Langsung ke konten utama

Jeruji Asumsi

Wajan ini sangat menjengkelkan, apa kau marah? Aku tak sengaja melakukannya. Maafkan aku, dan segeralah lepaskan gosongmu. Aku terus menggosoknya, berulang kali, tapi dia sangat keras kepala. Sebentar lagi ibu pulang, dia akan memarahiku sekaligus menceritakan sejarah wajannya. Serba-serbi tentang wajannya.
             “Millaaaaa!!”
             Ah, sudah. Segera ku bereskan urusanku dengan wajan sialan itu dan segera ke depan, karena pasti ibu sudah menungguku. Ia masih berdiri di depan pintu, tangan kirinya menenteng kantong kresek berwarna hitam, kelihatannya berat.
             Aku memandang wajahnya perlahan, sorot matanya langsung menghunjam ke arahku, penuh penghakiman.
            “Kamu belum menyapu? Dari mana saja? punya anak kok malasnya kebangetan.” Jarinya menunjuk ke semua sudut yang dianggapnya kotor.
            Apa yang harus ku katakan? Haruskah ku jelaskan yang ku lakukan di belakang tadi? Tidak, itu sama saja bunuh diri. Pertanyaanya ku biarkan tersapu angin.
            “Harus diingatkan terus? Mau sampai kapan?” ia mengambil sapu yang tergeletak tepat di sebelahnya. Dan dilayangkan ke tubuhku.
            Tidak ada opsi lain selain segera   membersihkan sudut-sudut yang ibu tunjuk tadi. Cara ibu memberikan sapu membuatku berpikir agak ngawur tentang hubunganku dengannya, sudah seyogianyakah perilaku ibuku ke putrinya ini? Sementara abangku hanya berleha-leha di kamarnya, hidupnya tak terusik oleh rentetan tuntutan seperti yang ditujukan kepadaku, bertolak belakang dengan apa yang terjadi padaku.
              Semua sudah bersih, harusnya tidak akan   ada lagi makian untuk hari ini.
             “Milla!”
              Aku keliru, yang barusan cuma pemanasan.
            “Kenapa bisa begini?” tangannya mengelus-elus permukaan wajan itu dengan penuh kasih sayang. Dan seketika aku ingin sekali menjadi wajan.
            “Tadi Milla goreng telur, tapi lupa mematikan kompor.”
           “Goblok! Kamu tau tidak ini harganya berapa?” wajahnya merah, matanya terus melotot kepadaku.
            Dugaanku benar, dia mulai berfilsafat tentang wajannya, mulut tak ada hentinya berbicara ini itu. Aku tidak tahu butuh berapa bulan untuk mengafal semuanya. Yang ku lakukan hanya menundukkan kepala dan mengunyah semua ucapan yang dilontarkannya, aku tetap mencoba menghormatinya karna dia ibuku.
           Tak ada lagi suara ibu. Apa yang terjadi? Ia menyudahinya begitu cepat. Bahkan aku tak melihat dia pergi ke penjuru mana.

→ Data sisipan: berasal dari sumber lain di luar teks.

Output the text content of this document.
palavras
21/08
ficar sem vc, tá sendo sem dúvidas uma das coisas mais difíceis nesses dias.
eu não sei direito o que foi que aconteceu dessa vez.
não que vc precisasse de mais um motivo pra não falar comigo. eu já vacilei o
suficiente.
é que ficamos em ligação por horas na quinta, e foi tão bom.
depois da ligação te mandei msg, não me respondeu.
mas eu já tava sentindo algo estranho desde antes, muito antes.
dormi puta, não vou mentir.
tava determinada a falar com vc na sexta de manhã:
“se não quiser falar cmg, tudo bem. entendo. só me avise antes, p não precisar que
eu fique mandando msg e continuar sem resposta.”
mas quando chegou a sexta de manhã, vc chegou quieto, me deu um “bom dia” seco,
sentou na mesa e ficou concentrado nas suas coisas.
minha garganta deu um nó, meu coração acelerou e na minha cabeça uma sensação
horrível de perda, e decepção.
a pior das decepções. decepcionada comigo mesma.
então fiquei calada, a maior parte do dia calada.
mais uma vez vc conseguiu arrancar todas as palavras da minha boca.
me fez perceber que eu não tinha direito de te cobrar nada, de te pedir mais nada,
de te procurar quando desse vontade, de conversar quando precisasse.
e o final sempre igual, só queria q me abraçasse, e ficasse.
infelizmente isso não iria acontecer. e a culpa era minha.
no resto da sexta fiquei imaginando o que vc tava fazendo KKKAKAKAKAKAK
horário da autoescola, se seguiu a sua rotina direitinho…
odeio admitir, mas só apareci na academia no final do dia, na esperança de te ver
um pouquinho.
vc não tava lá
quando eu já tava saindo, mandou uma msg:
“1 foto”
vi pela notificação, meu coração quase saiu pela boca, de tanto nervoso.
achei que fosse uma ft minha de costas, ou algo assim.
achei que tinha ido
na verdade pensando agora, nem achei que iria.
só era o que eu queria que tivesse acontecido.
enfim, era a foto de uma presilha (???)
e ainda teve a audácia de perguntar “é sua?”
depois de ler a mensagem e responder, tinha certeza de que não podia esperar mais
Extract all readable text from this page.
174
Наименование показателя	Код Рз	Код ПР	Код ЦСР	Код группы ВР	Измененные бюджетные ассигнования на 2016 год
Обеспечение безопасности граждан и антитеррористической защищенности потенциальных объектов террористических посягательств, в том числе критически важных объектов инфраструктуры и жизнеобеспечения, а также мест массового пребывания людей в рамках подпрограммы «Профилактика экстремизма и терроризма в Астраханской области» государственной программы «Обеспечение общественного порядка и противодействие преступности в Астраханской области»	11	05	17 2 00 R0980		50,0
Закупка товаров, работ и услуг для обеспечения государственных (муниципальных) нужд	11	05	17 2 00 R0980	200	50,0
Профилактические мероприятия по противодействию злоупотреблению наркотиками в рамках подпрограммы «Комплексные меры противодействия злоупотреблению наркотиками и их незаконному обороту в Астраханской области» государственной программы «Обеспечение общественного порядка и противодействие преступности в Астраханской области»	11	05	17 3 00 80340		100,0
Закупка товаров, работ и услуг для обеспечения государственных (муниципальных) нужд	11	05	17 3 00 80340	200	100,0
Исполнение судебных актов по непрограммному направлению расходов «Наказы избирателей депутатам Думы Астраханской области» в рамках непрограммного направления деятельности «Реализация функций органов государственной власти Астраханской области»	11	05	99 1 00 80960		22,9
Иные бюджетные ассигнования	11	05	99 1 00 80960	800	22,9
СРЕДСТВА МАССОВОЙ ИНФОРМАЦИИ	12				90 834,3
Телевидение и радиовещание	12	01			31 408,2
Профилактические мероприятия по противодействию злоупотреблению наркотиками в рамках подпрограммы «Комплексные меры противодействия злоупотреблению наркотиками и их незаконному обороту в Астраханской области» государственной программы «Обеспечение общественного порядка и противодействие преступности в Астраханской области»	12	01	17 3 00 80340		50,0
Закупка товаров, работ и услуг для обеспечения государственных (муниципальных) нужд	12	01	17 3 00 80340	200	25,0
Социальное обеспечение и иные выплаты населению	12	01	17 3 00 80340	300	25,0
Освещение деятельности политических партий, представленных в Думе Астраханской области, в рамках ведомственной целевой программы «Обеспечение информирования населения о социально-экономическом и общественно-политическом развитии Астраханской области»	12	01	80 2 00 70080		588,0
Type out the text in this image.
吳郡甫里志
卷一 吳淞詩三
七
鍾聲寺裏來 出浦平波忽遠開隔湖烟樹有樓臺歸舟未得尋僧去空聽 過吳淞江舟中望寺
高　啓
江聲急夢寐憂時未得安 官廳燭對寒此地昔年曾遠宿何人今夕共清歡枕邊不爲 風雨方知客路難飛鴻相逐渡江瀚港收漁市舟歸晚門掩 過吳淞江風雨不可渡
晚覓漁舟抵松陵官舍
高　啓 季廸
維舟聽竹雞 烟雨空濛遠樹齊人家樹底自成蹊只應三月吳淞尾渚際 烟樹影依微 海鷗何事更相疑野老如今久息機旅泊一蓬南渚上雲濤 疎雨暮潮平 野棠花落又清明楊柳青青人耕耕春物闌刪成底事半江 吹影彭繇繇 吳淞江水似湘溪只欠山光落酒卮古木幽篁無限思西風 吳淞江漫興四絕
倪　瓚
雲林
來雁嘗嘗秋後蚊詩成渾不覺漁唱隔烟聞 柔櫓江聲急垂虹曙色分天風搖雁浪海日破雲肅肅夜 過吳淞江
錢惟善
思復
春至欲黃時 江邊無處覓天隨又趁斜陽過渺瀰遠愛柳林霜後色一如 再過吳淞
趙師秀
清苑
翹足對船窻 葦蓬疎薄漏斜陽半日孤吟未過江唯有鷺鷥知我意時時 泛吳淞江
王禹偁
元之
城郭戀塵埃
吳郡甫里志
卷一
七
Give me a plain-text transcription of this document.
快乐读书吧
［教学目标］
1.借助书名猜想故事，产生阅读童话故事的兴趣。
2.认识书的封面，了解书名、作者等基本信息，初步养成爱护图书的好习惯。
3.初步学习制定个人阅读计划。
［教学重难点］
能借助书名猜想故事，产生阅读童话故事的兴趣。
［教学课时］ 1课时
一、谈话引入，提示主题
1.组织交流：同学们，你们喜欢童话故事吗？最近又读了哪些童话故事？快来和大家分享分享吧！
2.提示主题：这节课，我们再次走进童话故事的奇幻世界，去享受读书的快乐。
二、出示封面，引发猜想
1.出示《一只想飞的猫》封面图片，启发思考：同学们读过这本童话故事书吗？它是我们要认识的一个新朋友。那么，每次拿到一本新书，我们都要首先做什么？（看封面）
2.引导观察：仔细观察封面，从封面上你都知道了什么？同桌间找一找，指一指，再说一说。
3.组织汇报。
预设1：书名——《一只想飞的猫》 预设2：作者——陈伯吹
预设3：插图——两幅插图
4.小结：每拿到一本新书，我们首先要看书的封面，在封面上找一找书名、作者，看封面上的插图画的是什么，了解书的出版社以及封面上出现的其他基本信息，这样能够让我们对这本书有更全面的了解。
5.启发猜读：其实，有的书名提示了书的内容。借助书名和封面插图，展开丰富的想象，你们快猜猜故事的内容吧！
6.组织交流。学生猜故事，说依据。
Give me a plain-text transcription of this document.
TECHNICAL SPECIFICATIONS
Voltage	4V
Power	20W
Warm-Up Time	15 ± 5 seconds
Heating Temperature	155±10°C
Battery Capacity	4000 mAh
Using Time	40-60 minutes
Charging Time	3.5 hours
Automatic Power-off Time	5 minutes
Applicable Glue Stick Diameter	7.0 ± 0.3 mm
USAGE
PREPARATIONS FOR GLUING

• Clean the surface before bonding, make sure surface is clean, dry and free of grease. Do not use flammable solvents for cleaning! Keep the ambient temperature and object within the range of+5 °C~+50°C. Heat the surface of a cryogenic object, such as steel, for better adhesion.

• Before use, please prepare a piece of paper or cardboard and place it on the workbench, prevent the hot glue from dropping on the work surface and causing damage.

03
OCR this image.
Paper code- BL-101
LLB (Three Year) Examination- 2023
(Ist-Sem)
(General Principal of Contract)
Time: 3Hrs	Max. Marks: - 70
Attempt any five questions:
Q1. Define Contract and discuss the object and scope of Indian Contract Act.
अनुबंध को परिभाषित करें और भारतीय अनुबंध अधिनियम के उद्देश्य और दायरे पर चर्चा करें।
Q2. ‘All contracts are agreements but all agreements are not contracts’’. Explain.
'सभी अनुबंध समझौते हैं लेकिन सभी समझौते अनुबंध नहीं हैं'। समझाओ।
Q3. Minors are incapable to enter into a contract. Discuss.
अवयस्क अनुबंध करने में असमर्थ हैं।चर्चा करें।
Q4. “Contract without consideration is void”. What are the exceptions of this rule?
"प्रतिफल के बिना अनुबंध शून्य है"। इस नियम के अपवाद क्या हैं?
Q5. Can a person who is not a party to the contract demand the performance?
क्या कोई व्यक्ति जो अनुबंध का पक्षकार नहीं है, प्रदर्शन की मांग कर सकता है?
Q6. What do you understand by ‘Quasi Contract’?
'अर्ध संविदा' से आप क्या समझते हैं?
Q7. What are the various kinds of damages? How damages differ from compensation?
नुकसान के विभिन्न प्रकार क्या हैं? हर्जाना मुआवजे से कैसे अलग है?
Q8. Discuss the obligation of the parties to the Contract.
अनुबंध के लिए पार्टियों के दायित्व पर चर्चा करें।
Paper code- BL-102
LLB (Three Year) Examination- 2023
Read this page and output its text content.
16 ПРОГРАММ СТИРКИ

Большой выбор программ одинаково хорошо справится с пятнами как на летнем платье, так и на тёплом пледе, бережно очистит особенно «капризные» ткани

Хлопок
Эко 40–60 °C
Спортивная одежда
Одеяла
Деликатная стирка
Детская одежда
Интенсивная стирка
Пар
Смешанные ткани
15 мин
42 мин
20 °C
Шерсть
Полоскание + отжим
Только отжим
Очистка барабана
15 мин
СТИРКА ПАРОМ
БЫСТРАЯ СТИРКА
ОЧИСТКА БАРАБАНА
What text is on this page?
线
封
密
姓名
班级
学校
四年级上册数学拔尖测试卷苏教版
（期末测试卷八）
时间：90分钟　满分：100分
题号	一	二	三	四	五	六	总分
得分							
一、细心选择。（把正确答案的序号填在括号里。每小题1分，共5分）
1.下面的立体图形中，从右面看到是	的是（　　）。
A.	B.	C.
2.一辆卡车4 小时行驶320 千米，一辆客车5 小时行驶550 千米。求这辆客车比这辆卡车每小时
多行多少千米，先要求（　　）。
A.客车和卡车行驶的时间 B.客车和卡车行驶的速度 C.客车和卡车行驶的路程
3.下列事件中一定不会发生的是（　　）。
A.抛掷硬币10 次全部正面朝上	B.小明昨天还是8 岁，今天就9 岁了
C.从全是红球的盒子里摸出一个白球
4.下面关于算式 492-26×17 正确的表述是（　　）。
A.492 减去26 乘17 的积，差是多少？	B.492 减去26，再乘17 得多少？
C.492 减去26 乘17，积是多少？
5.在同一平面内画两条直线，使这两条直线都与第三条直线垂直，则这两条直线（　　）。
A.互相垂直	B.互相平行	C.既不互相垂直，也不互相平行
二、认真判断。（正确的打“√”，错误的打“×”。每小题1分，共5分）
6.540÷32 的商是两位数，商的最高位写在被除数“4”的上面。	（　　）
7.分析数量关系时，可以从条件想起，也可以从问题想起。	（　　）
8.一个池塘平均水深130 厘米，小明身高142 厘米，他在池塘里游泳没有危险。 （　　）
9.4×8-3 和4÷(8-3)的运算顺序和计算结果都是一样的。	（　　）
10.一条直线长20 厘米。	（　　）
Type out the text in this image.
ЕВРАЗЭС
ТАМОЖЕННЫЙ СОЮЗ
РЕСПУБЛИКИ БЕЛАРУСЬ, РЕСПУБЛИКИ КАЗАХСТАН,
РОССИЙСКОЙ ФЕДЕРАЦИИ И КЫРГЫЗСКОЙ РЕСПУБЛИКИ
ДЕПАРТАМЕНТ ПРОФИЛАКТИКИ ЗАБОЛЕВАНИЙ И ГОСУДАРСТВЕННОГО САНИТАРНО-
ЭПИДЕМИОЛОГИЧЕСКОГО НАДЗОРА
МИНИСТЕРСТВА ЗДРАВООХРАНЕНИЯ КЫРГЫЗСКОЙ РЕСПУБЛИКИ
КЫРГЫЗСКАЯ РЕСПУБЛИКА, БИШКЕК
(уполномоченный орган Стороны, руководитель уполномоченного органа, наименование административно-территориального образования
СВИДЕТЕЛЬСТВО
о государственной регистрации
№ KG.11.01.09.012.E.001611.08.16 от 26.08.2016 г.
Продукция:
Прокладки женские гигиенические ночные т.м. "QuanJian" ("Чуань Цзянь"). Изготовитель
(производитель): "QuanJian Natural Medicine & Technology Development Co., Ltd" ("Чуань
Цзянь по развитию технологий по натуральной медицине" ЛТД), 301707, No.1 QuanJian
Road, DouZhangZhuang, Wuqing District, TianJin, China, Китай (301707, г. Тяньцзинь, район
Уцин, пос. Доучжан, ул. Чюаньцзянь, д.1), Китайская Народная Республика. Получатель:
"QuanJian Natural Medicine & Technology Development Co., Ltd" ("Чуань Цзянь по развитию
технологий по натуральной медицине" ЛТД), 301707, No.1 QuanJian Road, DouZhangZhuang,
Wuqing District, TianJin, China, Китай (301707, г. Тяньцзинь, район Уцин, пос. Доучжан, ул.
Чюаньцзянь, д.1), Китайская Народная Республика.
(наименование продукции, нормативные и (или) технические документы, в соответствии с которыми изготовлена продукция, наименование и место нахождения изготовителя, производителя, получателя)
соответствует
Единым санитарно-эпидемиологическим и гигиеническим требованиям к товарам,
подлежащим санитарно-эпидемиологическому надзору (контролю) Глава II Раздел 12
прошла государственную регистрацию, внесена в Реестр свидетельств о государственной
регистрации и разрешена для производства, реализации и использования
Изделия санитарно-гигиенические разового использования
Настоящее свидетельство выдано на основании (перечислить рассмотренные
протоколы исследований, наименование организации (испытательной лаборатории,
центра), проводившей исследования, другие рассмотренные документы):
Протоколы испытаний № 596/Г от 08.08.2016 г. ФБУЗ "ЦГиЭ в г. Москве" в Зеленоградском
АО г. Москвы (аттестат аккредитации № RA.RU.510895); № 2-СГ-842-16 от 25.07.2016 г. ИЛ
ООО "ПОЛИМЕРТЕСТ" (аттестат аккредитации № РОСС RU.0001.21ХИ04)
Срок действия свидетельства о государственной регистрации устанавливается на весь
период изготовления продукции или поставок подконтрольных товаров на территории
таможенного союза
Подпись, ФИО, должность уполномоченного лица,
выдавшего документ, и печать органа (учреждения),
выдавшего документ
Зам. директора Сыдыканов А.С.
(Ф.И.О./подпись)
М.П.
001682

                             ***

“Sejahat apapun, segalak apapun, dan sekeras apa pun seorang ibu, kita tidak boleh berani dengannya. Kalian-kalian ini, harus menyayangi ibu. Karena surga ada di telapak kaki ibu, kalo sampai durhaka, bisa tidak kita masuk ke surga-Nya?”
            “Tidak bu,” semua temanku sepakat.
            “Nah, kita sebagai anak harus berbakti ke ibu selagi masih ada. Ya, saya rasa sudah cukup untuk hari ini, sampai jumpa di lain hari. Assalamualaikum,” ucap bu Nur lantas meninggalkan kelas dan beberapa pertanyaan di benakku.
             Semuanya menjawab salam. Dan berberes, memasukan kembali buku yang ada di atas meja ke dalam tas. Sementara aku masih di sibukkan dengan pertanyaan-pertanyaan yang muncul karena penjelasan bu Nur tadi. Anak mana yang berani pada ibunya? Menatap saja sudah menyeramkan. Tapi sungguh, aku penasaran apakah seorang ibu bisa durhaka ke anak? Dan masuk neraka karena tak memperlakukan anaknya dengan kasih sayang. Atau, kenapa setiap hal buruk yang dilakukan ibu ke anaknya selalu berdalih untuk kebaikan anaknya? Itu sudah sangat klise. Mungkinkah seorang ibu kalis akan dosa? Jika iya, aku tak mau mati sebelum jadi ibu.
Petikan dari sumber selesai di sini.